How are you convinced of this?
It seems counter to the vast number of modified sine wave UPS out there, that quietly do their job. If it's true that these modified sine wave UPS's have been killing components, wouldn't it have been discovered by now?
A properly designed switch-mode power supply will indeed handle modified sinewave or squarewave input with no problem.
First thing a power supply does when it takes in power is to rectify it to DC and charge a capacitor before feeding it to the rest of the circuit.
Many are also rated to run on straight DC. (Example: A supply specsheet I have here says: "90-264VAC, 127-370VDC input.")
Cheap ones might have an issue with the rapid turn-on of squarewave AC as opposed to the gentle slope of a regular sine wave. They can skimp on things like the input capacitors, diodes, or just about anything in the unit.

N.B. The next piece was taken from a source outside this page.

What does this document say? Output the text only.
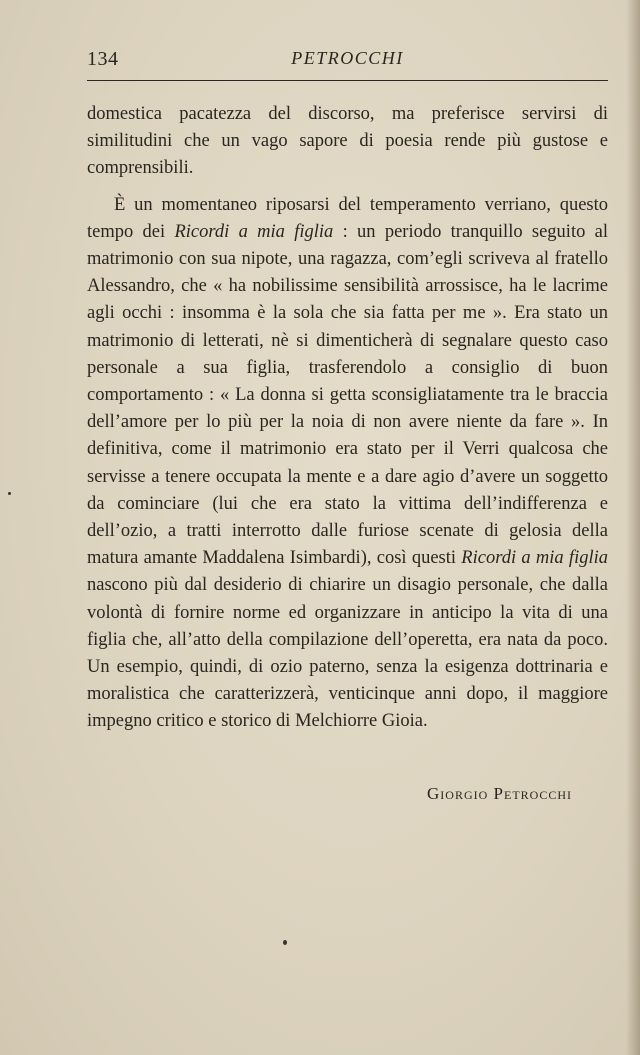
134	PETROCCHI

domestica pacatezza del discorso, ma preferisce servirsi di similitudini che un vago sapore di poesia rende più gustose e comprensibili.

È un momentaneo riposarsi del temperamento verriano, questo tempo dei Ricordi a mia figlia : un periodo tranquillo seguito al matrimonio con sua nipote, una ragazza, com’egli scriveva al fratello Alessandro, che « ha nobilissime sensibilità arrossisce, ha le lacrime agli occhi : insomma è la sola che sia fatta per me ». Era stato un matrimonio di letterati, nè si dimenticherà di segnalare questo caso personale a sua figlia, trasferendolo a consiglio di buon comportamento : « La donna si getta sconsigliatamente tra le braccia dell’amore per lo più per la noia di non avere niente da fare ». In definitiva, come il matrimonio era stato per il Verri qualcosa che servisse a tenere occupata la mente e a dare agio d’avere un soggetto da cominciare (lui che era stato la vittima dell’indifferenza e dell’ozio, a tratti interrotto dalle furiose scenate di gelosia della matura amante Maddalena Isimbardi), così questi Ricordi a mia figlia nascono più dal desiderio di chiarire un disagio personale, che dalla volontà di fornire norme ed organizzare in anticipo la vita di una figlia che, all’atto della compilazione dell’operetta, era nata da poco. Un esempio, quindi, di ozio paterno, senza la esigenza dottrinaria e moralistica che caratterizzerà, venticinque anni dopo, il maggiore impegno critico e storico di Melchiorre Gioia.

Giorgio Petrocchi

Two power supplies: Cheap generic junk on the left, and an Antec Truepower on the right.
Cheap junk has two 330uF caps. Antec has 820uF. There's also more heatsinking, dedicated filter and a beefy rectifier on the input, chokes on the output, and more filtration and regulation circuitry all around. All that helps to reduce the noise that ends up on the output lines, and the big caps work to filter out glitches in the incoming power feed.
If the OP's power supply has undersized input capacitors, then the switchover time of the UPS might be longer than it can handle. That results in a power glitch on the DC side, and the motherboard complains about it.